Mrs Ruddle, who, as far as the Wimseys were concerned, was a new broom, had made a clean and determined sweep of the sittingroom, draping all the uglier pieces of furniture with particular care in dust-sheets, covering the noisy rugs with newspaper, decorating with handsome dunce’s caps two exceptionally rampageous bronze cavaliers which flanked the fireplace on pedestals and were too heavy to move, and tying up in a duster the withered pampas-grass in the painted drain-pipe near the door, for, as she observed, ‘them things do ’old the dust so.’

‘Ah!’ said Mr Puffett. He removed his top sweater to display a blue one, spread out his apparatus on the space between the shrouded settles and plunged beneath the sacking that enveloped the chimney-breast. He emerged again, beaming with satisfaction. ‘What did I tell you? Full ’o sut this chimney is. Ain’t bin swep’ for a mort o’ years, I reckon.’

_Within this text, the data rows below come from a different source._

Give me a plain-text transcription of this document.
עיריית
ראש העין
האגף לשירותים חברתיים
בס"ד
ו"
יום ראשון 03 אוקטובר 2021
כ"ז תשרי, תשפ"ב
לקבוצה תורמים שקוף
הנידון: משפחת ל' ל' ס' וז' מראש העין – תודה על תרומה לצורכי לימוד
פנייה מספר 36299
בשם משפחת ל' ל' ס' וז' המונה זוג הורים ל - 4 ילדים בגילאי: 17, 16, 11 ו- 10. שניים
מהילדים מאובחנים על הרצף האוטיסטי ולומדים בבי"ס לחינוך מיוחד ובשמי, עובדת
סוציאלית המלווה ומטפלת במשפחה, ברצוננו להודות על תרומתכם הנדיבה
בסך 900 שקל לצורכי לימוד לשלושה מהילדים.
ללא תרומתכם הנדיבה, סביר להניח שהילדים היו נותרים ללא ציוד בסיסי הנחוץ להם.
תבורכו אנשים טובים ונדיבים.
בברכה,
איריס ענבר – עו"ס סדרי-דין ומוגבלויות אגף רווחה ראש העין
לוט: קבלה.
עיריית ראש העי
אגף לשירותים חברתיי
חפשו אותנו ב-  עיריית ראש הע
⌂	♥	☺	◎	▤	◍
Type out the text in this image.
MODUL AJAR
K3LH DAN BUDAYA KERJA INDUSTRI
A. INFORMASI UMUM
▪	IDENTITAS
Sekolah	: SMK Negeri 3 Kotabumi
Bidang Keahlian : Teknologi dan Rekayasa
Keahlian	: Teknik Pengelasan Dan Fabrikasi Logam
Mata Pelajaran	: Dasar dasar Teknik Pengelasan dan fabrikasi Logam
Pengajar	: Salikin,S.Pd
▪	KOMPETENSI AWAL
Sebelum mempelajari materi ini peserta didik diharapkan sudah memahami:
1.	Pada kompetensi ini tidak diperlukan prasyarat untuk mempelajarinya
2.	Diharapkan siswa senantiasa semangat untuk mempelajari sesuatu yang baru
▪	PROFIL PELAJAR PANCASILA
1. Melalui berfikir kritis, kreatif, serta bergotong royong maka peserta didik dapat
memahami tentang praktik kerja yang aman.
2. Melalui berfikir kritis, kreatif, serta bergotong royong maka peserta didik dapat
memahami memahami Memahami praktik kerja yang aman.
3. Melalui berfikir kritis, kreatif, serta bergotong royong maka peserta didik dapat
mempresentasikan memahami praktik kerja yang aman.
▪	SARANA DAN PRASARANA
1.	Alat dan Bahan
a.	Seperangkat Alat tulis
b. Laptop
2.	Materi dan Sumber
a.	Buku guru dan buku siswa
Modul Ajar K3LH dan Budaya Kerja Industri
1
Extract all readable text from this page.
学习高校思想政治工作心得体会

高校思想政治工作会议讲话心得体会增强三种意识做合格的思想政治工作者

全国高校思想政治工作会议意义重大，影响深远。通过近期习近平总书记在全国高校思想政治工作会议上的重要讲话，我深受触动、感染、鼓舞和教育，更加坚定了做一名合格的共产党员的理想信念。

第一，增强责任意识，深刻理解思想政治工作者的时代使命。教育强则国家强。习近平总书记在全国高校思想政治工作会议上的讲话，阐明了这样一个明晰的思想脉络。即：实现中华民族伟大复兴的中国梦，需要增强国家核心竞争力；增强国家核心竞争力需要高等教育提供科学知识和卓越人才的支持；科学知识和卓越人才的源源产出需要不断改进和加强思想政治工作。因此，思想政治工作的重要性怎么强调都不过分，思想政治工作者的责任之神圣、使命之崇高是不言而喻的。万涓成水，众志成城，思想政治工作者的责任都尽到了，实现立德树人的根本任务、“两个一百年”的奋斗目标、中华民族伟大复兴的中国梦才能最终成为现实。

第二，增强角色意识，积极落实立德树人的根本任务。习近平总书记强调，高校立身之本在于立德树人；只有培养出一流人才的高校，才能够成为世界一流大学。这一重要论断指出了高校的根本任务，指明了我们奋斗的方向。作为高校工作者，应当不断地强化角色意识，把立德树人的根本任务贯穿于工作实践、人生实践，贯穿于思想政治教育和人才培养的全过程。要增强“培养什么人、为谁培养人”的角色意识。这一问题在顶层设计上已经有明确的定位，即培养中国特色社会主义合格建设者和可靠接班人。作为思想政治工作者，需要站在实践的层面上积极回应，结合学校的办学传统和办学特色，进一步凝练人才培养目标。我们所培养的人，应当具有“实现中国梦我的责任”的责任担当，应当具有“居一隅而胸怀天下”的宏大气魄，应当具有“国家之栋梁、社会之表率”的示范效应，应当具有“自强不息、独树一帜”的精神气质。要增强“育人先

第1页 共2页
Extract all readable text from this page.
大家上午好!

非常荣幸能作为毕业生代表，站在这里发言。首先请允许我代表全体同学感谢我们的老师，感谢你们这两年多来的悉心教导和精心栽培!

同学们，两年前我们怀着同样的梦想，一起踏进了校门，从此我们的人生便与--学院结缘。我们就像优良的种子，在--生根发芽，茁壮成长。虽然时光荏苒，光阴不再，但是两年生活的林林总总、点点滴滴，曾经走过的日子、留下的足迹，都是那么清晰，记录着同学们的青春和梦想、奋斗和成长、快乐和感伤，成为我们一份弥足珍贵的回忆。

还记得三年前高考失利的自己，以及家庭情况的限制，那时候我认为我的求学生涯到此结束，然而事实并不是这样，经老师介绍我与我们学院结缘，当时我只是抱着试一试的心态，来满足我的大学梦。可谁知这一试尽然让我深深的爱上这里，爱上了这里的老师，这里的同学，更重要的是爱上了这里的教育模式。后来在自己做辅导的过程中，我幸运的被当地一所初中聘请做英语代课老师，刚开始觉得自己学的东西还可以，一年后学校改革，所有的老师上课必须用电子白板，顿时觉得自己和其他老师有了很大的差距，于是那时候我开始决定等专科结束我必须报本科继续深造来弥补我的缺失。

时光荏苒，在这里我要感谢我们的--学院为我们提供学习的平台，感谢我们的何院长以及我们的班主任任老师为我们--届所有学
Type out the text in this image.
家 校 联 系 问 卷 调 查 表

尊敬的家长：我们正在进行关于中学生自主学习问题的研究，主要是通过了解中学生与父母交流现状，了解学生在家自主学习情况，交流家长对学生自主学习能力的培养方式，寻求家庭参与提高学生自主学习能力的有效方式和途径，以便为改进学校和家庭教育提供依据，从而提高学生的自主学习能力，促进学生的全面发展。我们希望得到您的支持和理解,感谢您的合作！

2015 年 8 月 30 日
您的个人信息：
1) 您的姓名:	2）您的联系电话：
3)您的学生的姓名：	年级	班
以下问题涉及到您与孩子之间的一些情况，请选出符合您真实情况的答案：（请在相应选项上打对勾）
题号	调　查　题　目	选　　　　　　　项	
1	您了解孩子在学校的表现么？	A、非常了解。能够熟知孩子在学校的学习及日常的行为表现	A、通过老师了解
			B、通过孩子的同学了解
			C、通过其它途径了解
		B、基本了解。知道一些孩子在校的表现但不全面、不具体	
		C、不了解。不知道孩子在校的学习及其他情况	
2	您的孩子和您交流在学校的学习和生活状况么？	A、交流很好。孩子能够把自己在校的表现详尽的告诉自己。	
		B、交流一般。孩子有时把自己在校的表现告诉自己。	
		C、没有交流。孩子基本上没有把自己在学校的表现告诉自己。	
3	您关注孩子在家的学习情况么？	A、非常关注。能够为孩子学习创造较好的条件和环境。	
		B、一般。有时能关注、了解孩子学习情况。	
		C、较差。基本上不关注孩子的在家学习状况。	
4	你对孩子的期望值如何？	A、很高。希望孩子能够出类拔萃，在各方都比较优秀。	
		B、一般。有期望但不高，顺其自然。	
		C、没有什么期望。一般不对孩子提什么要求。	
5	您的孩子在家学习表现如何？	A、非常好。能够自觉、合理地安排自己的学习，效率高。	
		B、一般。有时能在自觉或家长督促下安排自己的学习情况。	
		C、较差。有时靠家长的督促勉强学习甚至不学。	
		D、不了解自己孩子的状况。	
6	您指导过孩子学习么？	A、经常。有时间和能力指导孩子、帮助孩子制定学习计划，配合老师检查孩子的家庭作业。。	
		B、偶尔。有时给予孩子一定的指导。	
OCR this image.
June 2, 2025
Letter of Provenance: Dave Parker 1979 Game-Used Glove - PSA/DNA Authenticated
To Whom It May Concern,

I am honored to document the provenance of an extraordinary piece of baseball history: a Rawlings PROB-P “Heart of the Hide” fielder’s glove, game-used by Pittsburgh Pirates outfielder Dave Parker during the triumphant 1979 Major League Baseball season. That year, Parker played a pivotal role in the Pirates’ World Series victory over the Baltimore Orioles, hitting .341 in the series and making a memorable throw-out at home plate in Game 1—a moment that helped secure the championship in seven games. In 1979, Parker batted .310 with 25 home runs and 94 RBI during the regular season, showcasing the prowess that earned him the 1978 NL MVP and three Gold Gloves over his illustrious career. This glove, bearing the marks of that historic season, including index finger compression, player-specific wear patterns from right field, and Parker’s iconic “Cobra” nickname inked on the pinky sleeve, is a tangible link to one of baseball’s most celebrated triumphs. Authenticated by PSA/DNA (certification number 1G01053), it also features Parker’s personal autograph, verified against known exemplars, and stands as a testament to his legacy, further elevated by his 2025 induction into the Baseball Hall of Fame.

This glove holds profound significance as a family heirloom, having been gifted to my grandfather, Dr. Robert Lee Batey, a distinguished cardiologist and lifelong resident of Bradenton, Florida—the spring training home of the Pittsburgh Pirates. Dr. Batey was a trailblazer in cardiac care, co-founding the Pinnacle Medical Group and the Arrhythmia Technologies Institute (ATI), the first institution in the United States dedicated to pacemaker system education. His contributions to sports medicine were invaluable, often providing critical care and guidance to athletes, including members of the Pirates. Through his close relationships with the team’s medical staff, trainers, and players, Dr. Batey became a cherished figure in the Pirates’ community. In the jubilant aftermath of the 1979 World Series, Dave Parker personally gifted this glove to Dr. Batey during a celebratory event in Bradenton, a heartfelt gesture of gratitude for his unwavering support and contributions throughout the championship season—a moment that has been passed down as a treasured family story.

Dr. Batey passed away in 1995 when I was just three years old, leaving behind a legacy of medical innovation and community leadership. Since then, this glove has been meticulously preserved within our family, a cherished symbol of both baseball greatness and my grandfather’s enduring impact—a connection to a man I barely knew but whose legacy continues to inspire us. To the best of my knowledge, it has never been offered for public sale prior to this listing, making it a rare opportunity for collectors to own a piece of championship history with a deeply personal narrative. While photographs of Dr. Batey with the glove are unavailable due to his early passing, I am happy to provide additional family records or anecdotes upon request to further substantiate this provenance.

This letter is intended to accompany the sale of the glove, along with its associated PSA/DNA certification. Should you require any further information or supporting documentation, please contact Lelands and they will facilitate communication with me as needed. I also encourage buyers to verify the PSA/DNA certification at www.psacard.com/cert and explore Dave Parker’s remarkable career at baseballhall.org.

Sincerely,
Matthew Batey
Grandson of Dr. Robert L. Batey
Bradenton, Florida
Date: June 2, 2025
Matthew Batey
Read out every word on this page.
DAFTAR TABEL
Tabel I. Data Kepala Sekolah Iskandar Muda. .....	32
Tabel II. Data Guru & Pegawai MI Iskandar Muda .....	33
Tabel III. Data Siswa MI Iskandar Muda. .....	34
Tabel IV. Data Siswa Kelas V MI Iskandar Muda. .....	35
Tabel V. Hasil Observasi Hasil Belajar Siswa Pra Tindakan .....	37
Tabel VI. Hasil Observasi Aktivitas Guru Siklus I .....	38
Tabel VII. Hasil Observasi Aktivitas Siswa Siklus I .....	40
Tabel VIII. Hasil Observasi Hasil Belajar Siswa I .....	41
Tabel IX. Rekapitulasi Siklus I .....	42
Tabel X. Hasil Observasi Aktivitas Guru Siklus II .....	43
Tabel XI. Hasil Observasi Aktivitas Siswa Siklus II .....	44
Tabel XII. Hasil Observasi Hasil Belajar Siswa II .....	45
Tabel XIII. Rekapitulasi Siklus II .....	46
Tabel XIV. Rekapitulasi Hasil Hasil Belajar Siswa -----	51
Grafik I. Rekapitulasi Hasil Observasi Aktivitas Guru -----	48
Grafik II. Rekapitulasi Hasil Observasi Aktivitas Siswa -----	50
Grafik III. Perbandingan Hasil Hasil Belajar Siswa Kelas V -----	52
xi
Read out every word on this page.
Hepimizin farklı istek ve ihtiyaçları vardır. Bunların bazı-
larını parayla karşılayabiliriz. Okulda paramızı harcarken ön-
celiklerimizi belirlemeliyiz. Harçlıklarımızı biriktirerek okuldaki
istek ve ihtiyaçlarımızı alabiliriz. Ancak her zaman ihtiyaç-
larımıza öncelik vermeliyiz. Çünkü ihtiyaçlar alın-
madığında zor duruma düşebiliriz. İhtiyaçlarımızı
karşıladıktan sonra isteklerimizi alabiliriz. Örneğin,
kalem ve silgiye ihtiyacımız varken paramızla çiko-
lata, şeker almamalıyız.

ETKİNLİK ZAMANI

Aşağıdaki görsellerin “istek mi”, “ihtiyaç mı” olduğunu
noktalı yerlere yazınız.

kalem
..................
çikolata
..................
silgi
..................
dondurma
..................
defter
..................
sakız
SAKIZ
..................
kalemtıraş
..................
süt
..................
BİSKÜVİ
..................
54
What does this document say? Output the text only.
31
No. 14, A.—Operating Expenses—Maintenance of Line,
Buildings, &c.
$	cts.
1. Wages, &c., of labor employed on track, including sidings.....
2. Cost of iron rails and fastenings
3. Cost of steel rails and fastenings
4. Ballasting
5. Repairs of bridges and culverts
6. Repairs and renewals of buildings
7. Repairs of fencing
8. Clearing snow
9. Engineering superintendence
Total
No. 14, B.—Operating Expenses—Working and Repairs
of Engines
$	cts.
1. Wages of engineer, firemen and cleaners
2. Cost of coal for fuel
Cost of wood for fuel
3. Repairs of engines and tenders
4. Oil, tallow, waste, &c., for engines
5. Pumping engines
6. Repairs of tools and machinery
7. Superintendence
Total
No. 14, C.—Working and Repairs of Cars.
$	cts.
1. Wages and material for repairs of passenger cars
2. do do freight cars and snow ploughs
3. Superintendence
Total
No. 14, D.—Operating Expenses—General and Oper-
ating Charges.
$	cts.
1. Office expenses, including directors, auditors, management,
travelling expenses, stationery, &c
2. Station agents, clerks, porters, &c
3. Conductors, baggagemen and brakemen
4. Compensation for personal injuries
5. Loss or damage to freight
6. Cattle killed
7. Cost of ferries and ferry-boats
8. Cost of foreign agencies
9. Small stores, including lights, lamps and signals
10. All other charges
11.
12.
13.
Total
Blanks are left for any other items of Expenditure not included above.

‘We reckon so too,’ said Mr Bunter. ‘We should like to have a word with Mr Noakes on the subject of these chimneys.’

‘Ah!’ said Mr Puffett. He thrust his brush up the chimney and screwed a rod to its hinder end. ‘If I was to give you a pound note, Mr Bunter’-the rod jerked upwards and he added another joint-’a pound note for every penny’-he added another joint-’every penny Mr Noakes has paid me’-he added another joint-’or any other practical sweep for that matter’-he added another joint-’in the last ten years or may be more’-he added another joint-’for sweeping of these here chimneys’-he added another joint-’I give you my word, Mr Bunter’-he added another joint and swivelled round on his haunches to deliver his peroration with more emphasis-’you wouldn’t be one ’apenny better off than you are now.’

‘I believe you,’ said Mr Bunter. ‘And the sooner that chimney is clear, the better we shall be pleased.’ He retired into the scullery, where Mrs Ruddle, armed with a hand-bowl, was scooping boiling water from the copper into a large bath-can. ‘You had better leave it to me, Mrs Ruddle, to negotiate the baths round the turn of the stairs. You may follow me with the cans, if you please.’